Extending from reutilization to by-product service: A life-cycle environmental, economic, and risk assessment of heavy metal-containing hazardous waste recycling

Abstract

The application of waste-derived construction materials represents a critical pathway for high-value reutilization of inorganic heavy metal-containing hazardous wastes, but still poses uncertain environmental risks from residual pollutants within by-products. However, current feasibility assessments of emerging technologies focus primarily on environmental and economic comparative analyses, fails to adequately address the acceptability of potentially pollutant leaching during long-term by-product service, rendering it insufficient. To address this gap, this study presents an extended life-cycle environmental, economic, and risk assessment framework that includes both the reutilization process and the long-term service phase of waste-derived by-products. Using municipal solid waste incinerator fly ash (MSWI FA) as a case, three utilization pathways are evaluated with the proposed framework: (1) co-sintering with zinc-containing waste (FA-SZn), (2) dioxin degradation followed by water-washing (FA-Wash), and (3) co-processing in cement kilns for clinker production (FA-Clinker).
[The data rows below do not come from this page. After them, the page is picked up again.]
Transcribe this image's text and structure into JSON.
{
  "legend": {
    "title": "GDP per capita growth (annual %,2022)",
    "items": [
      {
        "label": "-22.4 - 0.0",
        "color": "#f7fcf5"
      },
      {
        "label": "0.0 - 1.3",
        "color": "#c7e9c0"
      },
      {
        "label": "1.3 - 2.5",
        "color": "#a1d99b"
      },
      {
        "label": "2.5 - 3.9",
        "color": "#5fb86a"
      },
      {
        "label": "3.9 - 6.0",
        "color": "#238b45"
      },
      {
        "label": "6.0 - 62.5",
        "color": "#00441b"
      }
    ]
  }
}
Results show that, the emerging FA-SZn outperforms industrialized FA-Wash and FA-Clinker due to the benefits of metal recovery in terms of environmental and economic performance. Additionally, risk assessment demonstrates that FA-SZn-derived supplementary cementitious materials are safer for roadway applications than FA-Wash, with 25.32–49.38% and 39.75–78.80% reductions in non-carcinogenic and carcinogenic risks, respectively. These findings highlight the advantages of emerging MSWI FA reutilization pathway and provide a comprehensive framework for quantifying life-cycle benefits in heavy metal-containing hazardous waste reutilization, supporting sustainable and safe waste recovery strategies.